When all was said and done, the only sold units of my novel were to my family, friends, and through my own efforts. Not to mention, when I wanted out, the kill fee was another nail in the coffin. My only consolation is that the contract is only auto-renewed for 48 months, and I'm well into the auto-renewal period now. I made myself a promise that I would NEVER publish with this company nor pay them a cent of a "kill fee", and though it has been a long journey, once my contract "expires", I will finally be free.

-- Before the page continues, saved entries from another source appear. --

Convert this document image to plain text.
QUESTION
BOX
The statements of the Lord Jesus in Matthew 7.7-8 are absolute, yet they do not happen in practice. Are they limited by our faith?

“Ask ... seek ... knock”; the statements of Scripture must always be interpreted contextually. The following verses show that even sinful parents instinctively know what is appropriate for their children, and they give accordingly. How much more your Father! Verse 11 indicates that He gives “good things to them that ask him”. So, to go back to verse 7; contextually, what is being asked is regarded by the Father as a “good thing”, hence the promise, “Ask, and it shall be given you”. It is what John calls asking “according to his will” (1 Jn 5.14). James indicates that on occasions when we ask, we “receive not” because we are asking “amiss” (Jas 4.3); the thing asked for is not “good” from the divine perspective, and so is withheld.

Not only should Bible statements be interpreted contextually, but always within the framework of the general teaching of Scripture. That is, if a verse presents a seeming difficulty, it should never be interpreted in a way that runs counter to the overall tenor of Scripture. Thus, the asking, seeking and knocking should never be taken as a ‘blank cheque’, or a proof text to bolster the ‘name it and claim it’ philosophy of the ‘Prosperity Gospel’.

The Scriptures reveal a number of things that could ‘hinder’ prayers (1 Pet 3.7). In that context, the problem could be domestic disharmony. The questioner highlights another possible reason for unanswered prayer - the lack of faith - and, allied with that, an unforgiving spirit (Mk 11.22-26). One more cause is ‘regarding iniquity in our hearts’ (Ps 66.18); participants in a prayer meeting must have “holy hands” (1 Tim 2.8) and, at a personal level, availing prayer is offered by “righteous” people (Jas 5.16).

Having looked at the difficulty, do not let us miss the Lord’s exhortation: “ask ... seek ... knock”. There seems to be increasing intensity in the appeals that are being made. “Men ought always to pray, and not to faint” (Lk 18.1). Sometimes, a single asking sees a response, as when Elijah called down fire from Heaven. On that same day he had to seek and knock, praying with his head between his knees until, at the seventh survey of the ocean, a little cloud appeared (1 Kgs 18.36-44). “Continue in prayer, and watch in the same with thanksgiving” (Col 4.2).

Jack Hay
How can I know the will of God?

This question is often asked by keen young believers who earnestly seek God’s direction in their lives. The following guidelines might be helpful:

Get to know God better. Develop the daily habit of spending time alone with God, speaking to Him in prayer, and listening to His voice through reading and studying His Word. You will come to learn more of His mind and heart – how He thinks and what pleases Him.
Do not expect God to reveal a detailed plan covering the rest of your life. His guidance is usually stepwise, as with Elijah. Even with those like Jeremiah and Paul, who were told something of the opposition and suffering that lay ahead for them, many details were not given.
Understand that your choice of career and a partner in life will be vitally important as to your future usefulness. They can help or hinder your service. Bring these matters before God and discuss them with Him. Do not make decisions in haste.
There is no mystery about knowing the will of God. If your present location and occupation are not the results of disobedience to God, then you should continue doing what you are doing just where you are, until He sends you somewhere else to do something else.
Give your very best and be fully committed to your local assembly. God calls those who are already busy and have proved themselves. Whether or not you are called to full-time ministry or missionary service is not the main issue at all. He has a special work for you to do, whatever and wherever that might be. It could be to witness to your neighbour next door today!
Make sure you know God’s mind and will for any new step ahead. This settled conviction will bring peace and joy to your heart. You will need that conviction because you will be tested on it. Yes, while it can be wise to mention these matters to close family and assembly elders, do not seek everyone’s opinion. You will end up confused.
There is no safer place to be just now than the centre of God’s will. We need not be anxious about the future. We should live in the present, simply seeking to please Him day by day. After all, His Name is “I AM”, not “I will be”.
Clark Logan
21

I am glad, however, that other authors at the company are waking up. In communications with CQ authors, the mood is tense, and in my opinion, the relationship CQ has built with its authors is irreversibly damaged.

Anonymous said...

Another former CQ author here. CQ is an absolute disaster. One of the owners seems to have established power over the company. He's a computer scientist, and is using the publishing company as a platform to launch a cryptocurrency/online marketplace that, somehow, is expected to be competitive with Amazon. Even when the focus was solely on books, the place was a total mess. Covers came out only days before launch with typos, misspelled author names, and illegible fonts. Editors and proofreaders feuded with one another, and made significant changes without consulting authors. Emails from authors to staff were either unanswered, or answered with obvious untruths. Marketing was non-existent - in fact, with my book they actually forget to schedule any events or contact any reviewers until a week before launch. Then there's the issue or royalties, which they will not pay out unless an author hounds them for weeks on end. They're hopelessly incompetent and disorganized and, due to the way they are constantly trying to deflect blame off themselves and onto third parties, unethical.

Anonymous said...

I was one of the former authors who complained about their kill fee in 2016. I ended up paying it for three of my titles, because I figured the lost royalties while waiting for my rights to revert after the contract expired would be a bigger waste of money. They are incompetent at best, predatory at worst. I wish I never paid them a cent. It would be nice to have the kill fee refunded, though I suppose success is the best revenge. My titles have done phenomenally better in my own hands, despite them blaming me for "not loving my books enough" to market them. Ha, losers.

Anonymous said...

Another former author here who had to pay a few thousand dollars to extricate my books from them. No invoices were ever supplied to justify the "kill fee" and it was punitive and made up. I have on going issues with them giving away free copies of my ebooks to anyone who asks, despite the fact they have no legal right to do so. My paperbacks are still for sale and they won't pull them down. I also have serious concerns about their reporting and suspect sales have been grossly under reported to authors for years, based on what I now know about rank:sales.